Innovative Strategies For Winning Tax Controversies, Business Structuring And Estate Planning

Cong/ Levin Proposes to Increase Tax on Real Estate Investments!

by | Jun 25, 2007 | Uncategorized

Cong. Levin Bill (HR 2834) Proposing New §710, Treating Partnership Allocations To Investment Management Services As Ordinary Income.

This bill is designed to attack REITs and large public partnerships which have some tax advantages. HR 2834 is that it would tax as ordinary income the income interests of “sweat equity” partners for a much broader class of partnerships than simply hedge funds and private equity. Examples are:
A real estate property management company – not a REIT, just a parents and children apartment management company — structured to give working kids a bigger percentage of the income than they’d earn on their capital contributions alone.

A private holding company that owned operating companies as subsidiaries — as the holding company owns those as “securities.” The bill would convert income interests at the holding company level into ordinary income, while allowing income interests in each operating subsidiary (that’s not based on real estate, securities, commodities, or derivatives thereof) to retain current tax treatment.

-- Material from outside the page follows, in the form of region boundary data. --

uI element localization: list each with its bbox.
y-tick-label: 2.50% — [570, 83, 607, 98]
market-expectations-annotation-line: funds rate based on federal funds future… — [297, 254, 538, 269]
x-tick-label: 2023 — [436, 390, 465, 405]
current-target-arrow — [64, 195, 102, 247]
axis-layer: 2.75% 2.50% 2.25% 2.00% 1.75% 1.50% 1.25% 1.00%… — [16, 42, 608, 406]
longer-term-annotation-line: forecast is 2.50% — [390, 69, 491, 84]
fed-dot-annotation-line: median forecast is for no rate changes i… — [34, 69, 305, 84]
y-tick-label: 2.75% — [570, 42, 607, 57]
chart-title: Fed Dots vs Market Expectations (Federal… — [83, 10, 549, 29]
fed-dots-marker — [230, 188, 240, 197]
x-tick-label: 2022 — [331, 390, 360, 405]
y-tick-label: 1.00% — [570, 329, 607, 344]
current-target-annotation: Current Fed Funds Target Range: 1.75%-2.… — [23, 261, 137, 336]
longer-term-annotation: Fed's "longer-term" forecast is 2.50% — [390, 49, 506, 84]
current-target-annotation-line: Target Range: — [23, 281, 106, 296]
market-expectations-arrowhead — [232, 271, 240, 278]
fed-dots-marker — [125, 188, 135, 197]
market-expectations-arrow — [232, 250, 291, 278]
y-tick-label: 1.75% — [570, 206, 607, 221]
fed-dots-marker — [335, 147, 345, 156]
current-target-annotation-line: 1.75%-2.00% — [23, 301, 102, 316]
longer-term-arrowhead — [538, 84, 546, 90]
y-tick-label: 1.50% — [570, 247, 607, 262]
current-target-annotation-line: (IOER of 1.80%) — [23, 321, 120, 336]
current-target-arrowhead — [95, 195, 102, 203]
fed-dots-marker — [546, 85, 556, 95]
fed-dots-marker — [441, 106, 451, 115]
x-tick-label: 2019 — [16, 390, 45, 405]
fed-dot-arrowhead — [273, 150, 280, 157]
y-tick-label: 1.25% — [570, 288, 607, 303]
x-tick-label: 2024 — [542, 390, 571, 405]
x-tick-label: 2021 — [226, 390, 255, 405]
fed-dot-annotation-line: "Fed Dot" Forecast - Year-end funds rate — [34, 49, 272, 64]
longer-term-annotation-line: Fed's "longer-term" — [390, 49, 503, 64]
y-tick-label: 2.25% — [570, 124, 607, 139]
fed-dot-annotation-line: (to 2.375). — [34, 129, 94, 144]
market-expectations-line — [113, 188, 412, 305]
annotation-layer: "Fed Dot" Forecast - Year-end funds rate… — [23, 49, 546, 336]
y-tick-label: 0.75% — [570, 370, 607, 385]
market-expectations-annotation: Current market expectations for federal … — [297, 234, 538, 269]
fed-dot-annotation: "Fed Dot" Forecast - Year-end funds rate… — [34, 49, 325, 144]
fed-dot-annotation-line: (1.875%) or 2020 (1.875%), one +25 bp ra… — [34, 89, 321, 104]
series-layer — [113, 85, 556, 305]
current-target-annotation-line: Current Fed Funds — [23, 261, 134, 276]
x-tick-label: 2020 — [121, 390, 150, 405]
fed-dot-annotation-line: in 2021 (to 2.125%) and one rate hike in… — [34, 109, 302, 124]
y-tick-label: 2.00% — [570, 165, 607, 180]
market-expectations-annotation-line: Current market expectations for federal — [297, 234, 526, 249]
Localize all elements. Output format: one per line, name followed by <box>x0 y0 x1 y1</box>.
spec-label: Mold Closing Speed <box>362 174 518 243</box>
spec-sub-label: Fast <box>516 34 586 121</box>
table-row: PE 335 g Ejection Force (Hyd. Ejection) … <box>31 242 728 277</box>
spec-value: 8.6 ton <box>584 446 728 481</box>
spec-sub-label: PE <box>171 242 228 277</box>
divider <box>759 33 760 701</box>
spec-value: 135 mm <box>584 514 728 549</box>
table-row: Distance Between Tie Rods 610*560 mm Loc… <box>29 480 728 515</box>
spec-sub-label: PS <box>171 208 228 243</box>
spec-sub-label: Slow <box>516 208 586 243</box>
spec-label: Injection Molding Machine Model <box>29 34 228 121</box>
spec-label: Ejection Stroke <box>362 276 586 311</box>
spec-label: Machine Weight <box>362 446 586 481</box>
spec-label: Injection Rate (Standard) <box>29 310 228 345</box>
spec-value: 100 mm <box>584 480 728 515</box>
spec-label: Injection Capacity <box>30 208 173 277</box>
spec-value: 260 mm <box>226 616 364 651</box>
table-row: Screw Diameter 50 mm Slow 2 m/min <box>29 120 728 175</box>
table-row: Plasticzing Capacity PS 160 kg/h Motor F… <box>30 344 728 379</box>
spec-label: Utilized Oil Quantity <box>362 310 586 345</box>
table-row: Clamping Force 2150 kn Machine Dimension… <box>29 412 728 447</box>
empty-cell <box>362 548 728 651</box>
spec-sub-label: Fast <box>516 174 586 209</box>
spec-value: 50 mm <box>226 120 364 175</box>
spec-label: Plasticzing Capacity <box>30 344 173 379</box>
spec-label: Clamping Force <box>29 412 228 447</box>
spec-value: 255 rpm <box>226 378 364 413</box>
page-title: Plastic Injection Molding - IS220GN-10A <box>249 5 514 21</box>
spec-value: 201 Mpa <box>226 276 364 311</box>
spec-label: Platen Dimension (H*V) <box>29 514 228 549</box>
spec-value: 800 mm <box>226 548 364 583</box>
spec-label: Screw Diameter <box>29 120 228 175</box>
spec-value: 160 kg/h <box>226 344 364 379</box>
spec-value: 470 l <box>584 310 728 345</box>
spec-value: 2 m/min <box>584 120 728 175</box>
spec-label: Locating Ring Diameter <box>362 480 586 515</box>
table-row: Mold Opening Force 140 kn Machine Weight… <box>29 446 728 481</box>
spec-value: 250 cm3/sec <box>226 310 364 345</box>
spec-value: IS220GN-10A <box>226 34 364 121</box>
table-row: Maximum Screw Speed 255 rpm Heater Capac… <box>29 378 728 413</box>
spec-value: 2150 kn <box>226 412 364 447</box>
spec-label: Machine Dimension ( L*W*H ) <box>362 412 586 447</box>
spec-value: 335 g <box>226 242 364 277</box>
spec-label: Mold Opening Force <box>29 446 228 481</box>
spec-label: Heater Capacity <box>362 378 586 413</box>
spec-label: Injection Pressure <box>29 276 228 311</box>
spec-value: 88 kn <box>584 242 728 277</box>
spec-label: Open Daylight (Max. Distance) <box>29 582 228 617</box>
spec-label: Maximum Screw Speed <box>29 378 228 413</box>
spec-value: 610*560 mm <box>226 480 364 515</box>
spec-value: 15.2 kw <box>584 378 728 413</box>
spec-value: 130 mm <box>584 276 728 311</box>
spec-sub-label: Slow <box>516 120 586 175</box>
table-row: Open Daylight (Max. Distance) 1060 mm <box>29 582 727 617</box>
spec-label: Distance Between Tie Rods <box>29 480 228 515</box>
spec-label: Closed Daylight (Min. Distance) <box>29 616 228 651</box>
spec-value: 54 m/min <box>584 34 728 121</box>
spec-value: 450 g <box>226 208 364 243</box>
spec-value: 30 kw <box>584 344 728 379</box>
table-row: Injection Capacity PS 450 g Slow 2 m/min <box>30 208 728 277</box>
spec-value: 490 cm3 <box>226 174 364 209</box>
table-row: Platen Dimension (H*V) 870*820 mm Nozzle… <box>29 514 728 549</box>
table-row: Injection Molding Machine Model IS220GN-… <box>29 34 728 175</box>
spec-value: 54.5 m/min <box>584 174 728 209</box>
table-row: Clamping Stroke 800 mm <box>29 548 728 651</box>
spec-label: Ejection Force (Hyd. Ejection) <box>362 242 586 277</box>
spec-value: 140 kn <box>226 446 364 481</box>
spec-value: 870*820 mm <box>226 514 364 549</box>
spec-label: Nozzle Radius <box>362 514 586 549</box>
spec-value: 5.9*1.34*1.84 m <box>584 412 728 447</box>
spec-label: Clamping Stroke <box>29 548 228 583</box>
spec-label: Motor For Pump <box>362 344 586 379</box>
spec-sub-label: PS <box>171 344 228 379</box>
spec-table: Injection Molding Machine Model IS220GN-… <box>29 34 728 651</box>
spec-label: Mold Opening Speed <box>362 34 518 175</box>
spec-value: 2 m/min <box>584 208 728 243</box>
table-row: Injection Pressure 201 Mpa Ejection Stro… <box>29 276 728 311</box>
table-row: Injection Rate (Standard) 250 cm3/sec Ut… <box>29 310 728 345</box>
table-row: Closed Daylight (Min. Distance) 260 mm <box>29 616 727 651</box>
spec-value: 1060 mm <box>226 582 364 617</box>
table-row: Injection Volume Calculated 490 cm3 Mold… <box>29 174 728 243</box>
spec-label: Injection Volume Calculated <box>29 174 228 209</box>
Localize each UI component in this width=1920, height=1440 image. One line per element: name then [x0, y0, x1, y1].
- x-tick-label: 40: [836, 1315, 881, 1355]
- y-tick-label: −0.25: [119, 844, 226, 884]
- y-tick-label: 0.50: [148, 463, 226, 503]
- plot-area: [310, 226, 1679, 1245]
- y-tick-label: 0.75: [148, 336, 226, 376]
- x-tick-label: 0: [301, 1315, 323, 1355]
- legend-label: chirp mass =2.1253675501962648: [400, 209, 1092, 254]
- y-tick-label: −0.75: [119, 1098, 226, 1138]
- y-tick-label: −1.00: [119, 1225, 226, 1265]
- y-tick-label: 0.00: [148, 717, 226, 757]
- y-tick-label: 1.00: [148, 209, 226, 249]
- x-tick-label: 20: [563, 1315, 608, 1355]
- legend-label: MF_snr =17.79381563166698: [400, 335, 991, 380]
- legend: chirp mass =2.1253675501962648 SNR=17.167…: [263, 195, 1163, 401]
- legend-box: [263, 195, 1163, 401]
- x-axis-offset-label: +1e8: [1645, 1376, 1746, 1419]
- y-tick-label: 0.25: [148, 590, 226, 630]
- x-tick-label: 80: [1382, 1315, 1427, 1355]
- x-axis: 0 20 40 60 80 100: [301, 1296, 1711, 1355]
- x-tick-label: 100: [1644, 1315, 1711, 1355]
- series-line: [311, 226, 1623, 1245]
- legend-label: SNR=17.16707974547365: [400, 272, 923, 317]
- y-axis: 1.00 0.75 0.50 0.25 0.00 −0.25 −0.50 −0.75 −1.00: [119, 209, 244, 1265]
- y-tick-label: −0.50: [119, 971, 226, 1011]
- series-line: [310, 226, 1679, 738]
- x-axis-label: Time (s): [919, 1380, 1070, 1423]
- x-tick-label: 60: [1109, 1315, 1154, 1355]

A securities family limited partnership structured with 2701-compliant preferred interests held by the older generation and common interests held by the younger generation, as the latter are receiving distributions out of proportion to their capital. If the older generation held at least some of the common interest, so that distributions with respect to the common interest were always in proportion to the capital contributed. Note also the new rule for deemed disposition of appreciated assets distributed in-kind with respect to a partnership interest subject to the new rules. This would diminish a secondary advantage of the current rules that allow in-kind distributions of appreciated securities, which the distributee could use for tax-driven planning, such as contributions to charities while avoiding gain recognition or contributions to CRTs while deferring gain recognition.

Once again, Congress does its best to confuse the tax law and public.